A comma-separated list of groups which are allowed access to the
source chroot. If empty or omitted, no users will be allowed
access. This will become the groups option in the source
chroot.
source-root-users=user1,user2,...
A comma-separated list of users which are allowed password-less
root access to the source chroot. If empty or omitted, no users
will be allowed root access without a password (but if a user is
in users, they may gain access with a password). This will
become the root-users option in the source chroot. See the
section “Security” below.
source-root-groups=group1,group2,...
A comma-separated list of groups which are allowed password-
less root access to the source chroot. If empty or omitted, no
users will be allowed root access without a password (but if a
user’s group is in groups, they may gain access with a
password). This will become the root-groups option in the
source chroot. See the section “Security” below.
Mountable chroot options
Some chroots implement device mounting. These are chroots which
require the mounting of a device in order to access the chroot. These
chroots provide the following additional options:
mount-options=mount_options Mount options for the block
device.

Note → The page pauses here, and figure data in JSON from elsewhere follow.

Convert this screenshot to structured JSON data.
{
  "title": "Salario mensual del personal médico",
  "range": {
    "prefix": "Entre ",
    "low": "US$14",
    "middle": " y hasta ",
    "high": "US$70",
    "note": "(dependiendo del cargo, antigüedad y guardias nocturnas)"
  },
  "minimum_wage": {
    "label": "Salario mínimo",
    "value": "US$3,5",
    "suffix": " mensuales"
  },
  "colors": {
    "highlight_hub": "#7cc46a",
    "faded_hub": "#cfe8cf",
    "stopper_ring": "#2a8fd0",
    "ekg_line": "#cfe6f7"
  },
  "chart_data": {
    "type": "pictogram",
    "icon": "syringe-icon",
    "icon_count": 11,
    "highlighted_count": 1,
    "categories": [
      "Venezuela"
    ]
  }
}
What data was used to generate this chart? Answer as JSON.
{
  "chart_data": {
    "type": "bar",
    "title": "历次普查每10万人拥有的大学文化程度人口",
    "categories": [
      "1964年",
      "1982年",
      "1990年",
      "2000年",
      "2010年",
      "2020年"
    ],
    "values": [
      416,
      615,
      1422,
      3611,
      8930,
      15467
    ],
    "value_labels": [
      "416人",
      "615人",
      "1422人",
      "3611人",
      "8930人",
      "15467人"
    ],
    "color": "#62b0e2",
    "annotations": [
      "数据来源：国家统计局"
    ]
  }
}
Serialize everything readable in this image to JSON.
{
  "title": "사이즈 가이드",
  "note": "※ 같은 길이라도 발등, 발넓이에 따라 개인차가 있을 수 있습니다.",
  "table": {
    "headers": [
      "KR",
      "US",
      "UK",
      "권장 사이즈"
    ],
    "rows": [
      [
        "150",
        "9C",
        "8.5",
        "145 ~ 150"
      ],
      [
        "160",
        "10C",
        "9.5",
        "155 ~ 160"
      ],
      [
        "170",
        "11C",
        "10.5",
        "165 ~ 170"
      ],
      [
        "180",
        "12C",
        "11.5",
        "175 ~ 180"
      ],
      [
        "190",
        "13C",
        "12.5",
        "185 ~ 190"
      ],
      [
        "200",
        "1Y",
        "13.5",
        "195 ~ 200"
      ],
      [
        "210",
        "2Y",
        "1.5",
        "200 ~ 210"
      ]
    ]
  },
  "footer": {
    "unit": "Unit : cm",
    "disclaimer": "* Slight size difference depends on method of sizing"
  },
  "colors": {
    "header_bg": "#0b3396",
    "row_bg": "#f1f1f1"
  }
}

These are additional options to pass to mount(8). For
example, “-o atime,sync,user_xattr”.
location=path
This is the path to the chroot inside the filesystem on the
device. For example, if the filesystem contains a chroot in
/chroot/sid, you would specify “/chroot/sid” here. If the
chroot is the only thing on the filesystem, i.e. / is the root
filesystem for the chroot, this option should be left blank, or
omitted entirely.
Localisation
Some keys may be localised in multiple languages. This is achieved by
adding the locale name in square brackets after the key name. For
example:
description[en_GB]=British English translation
This will localise the description key for the en_GB locale.
description[fr]=French translation
This will localise the description key for all French locales.
SECURITY
Note that giving untrusted users root access to chroots is a serious
security risk! Although the untrusted user will only have root access
to files inside the chroot, in practice there are many obvious ways of
breaking out of the chroot and of disrupting services on the host
system. As always, this boils down to trust. Don’t give chroot root
access to users you would not trust with root access to the host
system.
EXAMPLE
# Sample configuration
[sid]
type=plain
description=Debian unstable
description[fr_FR]=Debian instable
location=/srv/chroot/sid
priority=3
users=jim
groups=sbuild
root-users=rleigh
aliases=unstable,default
[etch]
type=block-device
description=Debian testing (32-bit)
priority=2
groups=users
#groups=sbuild-security
aliases=testing
device=/dev/hda_vg/etch_chroot
mount-options=-o atime
personality=linux32
run-setup-scripts=true
run-exec-scripts=true
[sid-file]
type=file
description=Debian sid file-based chroot
priority=3
groups=sbuild
file=/srv/chroots/sid.tar.gz
run-setup-scripts=true
run-exec-scripts=true
[sid-snapshot]
type=lvm-snapshot
description=Debian unstable LVM snapshot
priority=3
groups=sbuild
users=rleigh
source-root-users=rleigh
source-root-groups=admin
device=/dev/hda_vg/sid_chroot
mount-options=-o atime,sync,user_xattr
lvm-snapshot-options=--size 2G
run-setup-scripts=true
run-exec-scripts=true
FILES
/etc/schroot/schroot.conf
The system-wide chroot definition file. This file must be owned
by the root user, and not be writable by other.
/etc/schroot/chroot.d
Additional chroot definitions may be placed in files under this
directory. They are treated in exactly that same manner as
/etc/schroot/schroot.conf. Each file may contain one or more
chroot definitions.
AUTHORS
Roger Leigh.
COPYRIGHT
Copyright © 2005-2008 Roger Leigh <rleigh@debian.org>
schroot is free software: you can redistribute it and/or modify it
under the terms of the GNU General Public License as published by the
Free Software Foundation, either version 3 of the License, or (at your
option) any later version.
SEE ALSO
sbuild(1), schroot(1), schroot-script-config(5), mount(8).